• 1983: B.S., Biophysics, Second Moscow Medical Institute, Medico-Biological Department, Moscow, Russia
• 1990: Ph.D., Institute for Transplantation and Artificial Organs, Moscow, Russia
• 1990 – 1994: Laboratory of Organ Preservation, Institute for Transplantation and Artificial Organs, Moscow, Russia
• 2000 – 2002: Postdoctoral Fellow, Department of Microbiology and Immunology, Uniformed Services University of Health Science, Bethesda, MD. Sponsor: Stefanie N. Vogel

• 2002 – present: Research Associate; promoted to Assistant Professor, Department of Microbiology and Immunology, University of Maryland, School of Medicine, Baltimore, MD.

My research is centered on the protein-protein interactions underlying TLR signal transduction. The TLRs (Toll-like receptors) sense conserved microbial molecules to induce the host response to infection. Structurally, the TLRs are type I receptors composed of an N-terminal ectodomain, a transmembrane helix, and a cytoplasmic region formed by a Toll-Interleukin-1 Resistance (TIR) domain (Figure 1).

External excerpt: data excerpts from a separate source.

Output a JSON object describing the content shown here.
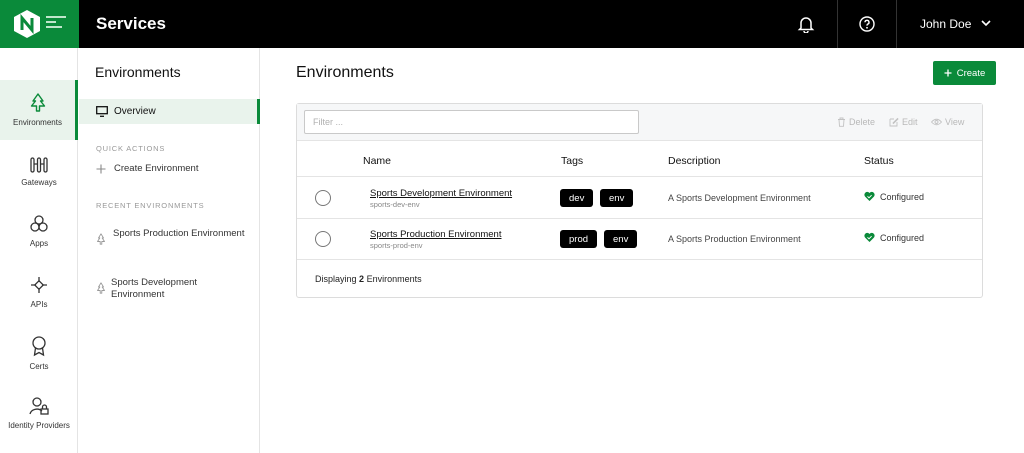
{
  "app": {
    "title": "Services",
    "user": "John Doe"
  },
  "rail": [
    {
      "label": "Environments",
      "icon": "trees-icon",
      "active": true
    },
    {
      "label": "Gateways",
      "icon": "gateway-icon"
    },
    {
      "label": "Apps",
      "icon": "apps-icon"
    },
    {
      "label": "APIs",
      "icon": "api-icon"
    },
    {
      "label": "Certs",
      "icon": "certificate-icon"
    },
    {
      "label": "Identity Providers",
      "icon": "identity-icon"
    }
  ],
  "subnav": {
    "title": "Environments",
    "overview": "Overview",
    "quick_actions_header": "QUICK ACTIONS",
    "create_environment": "Create Environment",
    "recent_header": "RECENT ENVIRONMENTS",
    "recent": [
      "Sports Production Environment",
      "Sports Development Environment"
    ]
  },
  "main": {
    "title": "Environments",
    "create_label": "Create",
    "filter_placeholder": "Filter ...",
    "actions": {
      "delete": "Delete",
      "edit": "Edit",
      "view": "View"
    },
    "columns": {
      "name": "Name",
      "tags": "Tags",
      "description": "Description",
      "status": "Status"
    },
    "rows": [
      {
        "name": "Sports Development Environment",
        "slug": "sports-dev-env",
        "tags": [
          "dev",
          "env"
        ],
        "description": "A Sports Development Environment",
        "status": "Configured"
      },
      {
        "name": "Sports Production Environment",
        "slug": "sports-prod-env",
        "tags": [
          "prod",
          "env"
        ],
        "description": "A Sports Production Environment",
        "status": "Configured"
      }
    ],
    "footer": {
      "prefix": "Displaying",
      "count": "2",
      "suffix": "Environments"
    }
  },
  "colors": {
    "brand": "#0a8a3a",
    "topbar": "#000000",
    "status_ok": "#0a8a3a"
  }
}
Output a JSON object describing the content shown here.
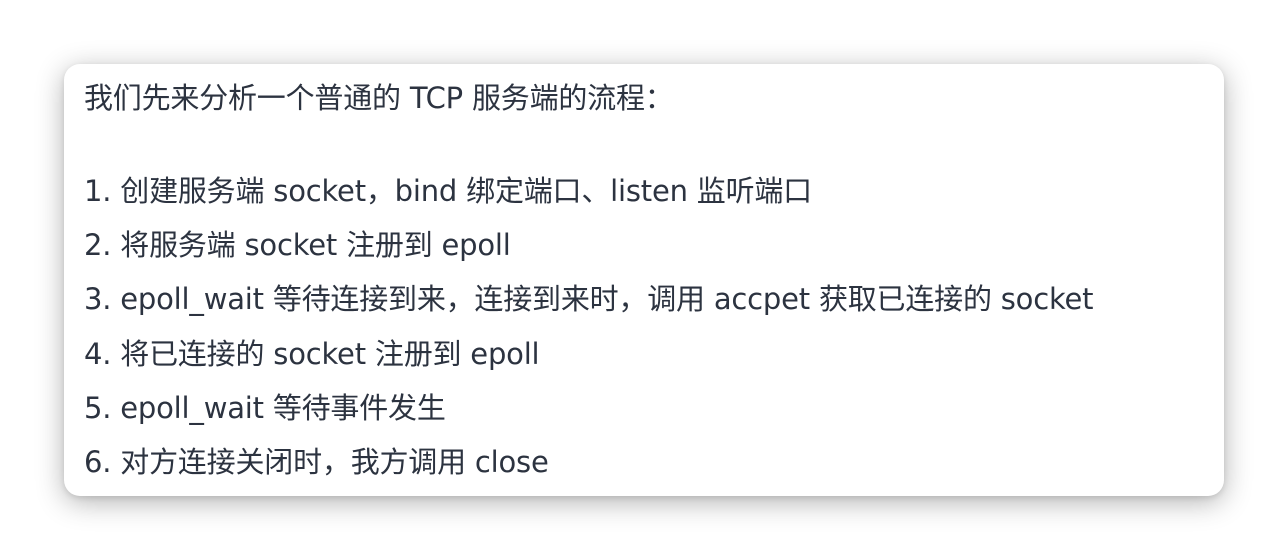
{
  "intro": "我们先来分析一个普通的 TCP 服务端的流程：",
  "steps": [
    "1. 创建服务端 socket，bind 绑定端口、listen 监听端口",
    "2. 将服务端 socket 注册到 epoll",
    "3. epoll_wait 等待连接到来，连接到来时，调用 accpet 获取已连接的 socket",
    "4. 将已连接的 socket 注册到 epoll",
    "5. epoll_wait 等待事件发生",
    "6. 对方连接关闭时，我方调用 close"
  ]
}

The common mechanism of signaling through the type I receptors is that the interaction of an agonist with the extracellular domain either induces the formation of a receptor dimer, or changes the conformation of a preexisting dimer (discussion on which scenario is applicable to the TLRs is still continues in literature) in such a way that it allows two intracellular TIR domains to interact physically. This simple rearrangement serves as a nucleating act for the recruitment of adapter proteins that also have TIR domains. These processes result in formation of a large multiprotein complex, or “signaling platform”, that function to propagate the signal downstream, ultimately resulting in the change of expression of several hundred “primary immune response” genes. The architecture of the TLR signaling complexes, however, is poorly understood at this time largely due to lack of reliable methods to study such interactions due to the inherent weakness of individual interprotein interactions in transitory complexes.

The aim of my current research is to understand the feasibility of identifying protein-protein interfaces, the complementary areas on surfaces of two interacting proteins, by ‘decoy peptide’ approach. A decoy peptide is a continuous segment of primary sequence of a domain that forms a non-fragmented patch on the domain’s surface. Such decoys combined with a vector polypeptide are often capable of inhibiting the function mediated by decoy’s prototype protein due to their ability to bind the docking site on the protein that interacts with the decoy’s prototype. We create a series of decoys that collectively represent entire surface of an interaction domain (Figure 2) and test each decoy for the ability to inhibit the function of decoy’s prototype. Applying this strategy to a number of domains that mediate TLR signaling, we seek to understand if this approach accurately identifies protein-protein interfaces.